Since emotional hunger is a powerful thing, it’s important to assess the signs and take a deep look at your own behavior in case you want to stop the cycle of emotional eating and overeating.

Emotional hunger versus physical hunger

Emotional hunger is sudden

Emotional hunger appears suddenly, like an unexpected storm on a hot summer day. It’s usually an urgent need for food and it feels overwhelming. On the contrary, physical hunger is not so urgent, it is more gradual and also expected, since it occurs in anticipated intervals, such as meal times.

Cravings

Unlike physical hunger in which a delicate meal will satisfy, including healthy selections like fruits and vegetables, in emotional hunger one has uncontrollable cravings for foods high in fat and sugar.

The craving is an urgent need, and sometimes it feels like something you can’t live without, and only that specific food you’re craving will satisfy.

Guilt and shame

Nobody feels guilty about having lunch or breakfast, it is sustenance, it is what humans are supposed to do. But, emotional hunger is usually marked by feelings of guilt, shame and regret after binge eating because deep down the diner knows that this food was ingested for dysfunctional reasons.

Mindless eating

Unlike physical hunger, in which you sit down to enjoy a meal and savor every bite, emotional hunger is often characterized by mindless eating. Without realizing it, one can finish a tub of ice cream or a box of cookies without really realizing how much they have eaten.

Unlike physical hunger, where one stops eating once full, emotional hunger is never satisfied. The emotional eater will continue to eat and want more and more food until they are so full that they feel sick.

Emotional hunger is in the mind

Unlike the physical hunger that is felt in the stomach when there is no food or it is time to eat, emotional hunger is in the mind and includes imagining the smell, taste and texture of certain foods that are craved.

Final thoughts

As you can see, there is a big difference between these two types of hunger.

Can you identify any of these in your own eating habits?

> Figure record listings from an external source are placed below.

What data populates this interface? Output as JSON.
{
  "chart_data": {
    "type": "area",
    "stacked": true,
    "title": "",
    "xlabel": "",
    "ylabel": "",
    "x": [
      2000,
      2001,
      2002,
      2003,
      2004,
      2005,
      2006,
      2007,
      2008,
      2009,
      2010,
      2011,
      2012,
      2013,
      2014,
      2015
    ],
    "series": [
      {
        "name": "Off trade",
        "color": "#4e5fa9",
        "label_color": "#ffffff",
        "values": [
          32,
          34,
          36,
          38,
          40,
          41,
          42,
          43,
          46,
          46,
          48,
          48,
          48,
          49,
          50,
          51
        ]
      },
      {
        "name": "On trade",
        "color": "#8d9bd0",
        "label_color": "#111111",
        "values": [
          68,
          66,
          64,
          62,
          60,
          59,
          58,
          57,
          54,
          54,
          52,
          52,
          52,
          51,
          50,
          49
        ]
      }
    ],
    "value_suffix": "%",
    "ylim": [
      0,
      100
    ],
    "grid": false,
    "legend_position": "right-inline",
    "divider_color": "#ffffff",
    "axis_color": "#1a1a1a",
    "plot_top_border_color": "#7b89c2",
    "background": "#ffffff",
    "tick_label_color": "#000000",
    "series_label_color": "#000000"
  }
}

For many, emotional eating is a habit that covers a large part of their life. It is not healthy, neither for the body, nor for the emotional state of those who have been the victim of this type of dysfunctional behavior.

Help is available.

The key is to identify and become aware of the problem and your own patterns in this regard, and then learn the proper coping mechanisms that will eliminate the need to use food for emotional satisfaction.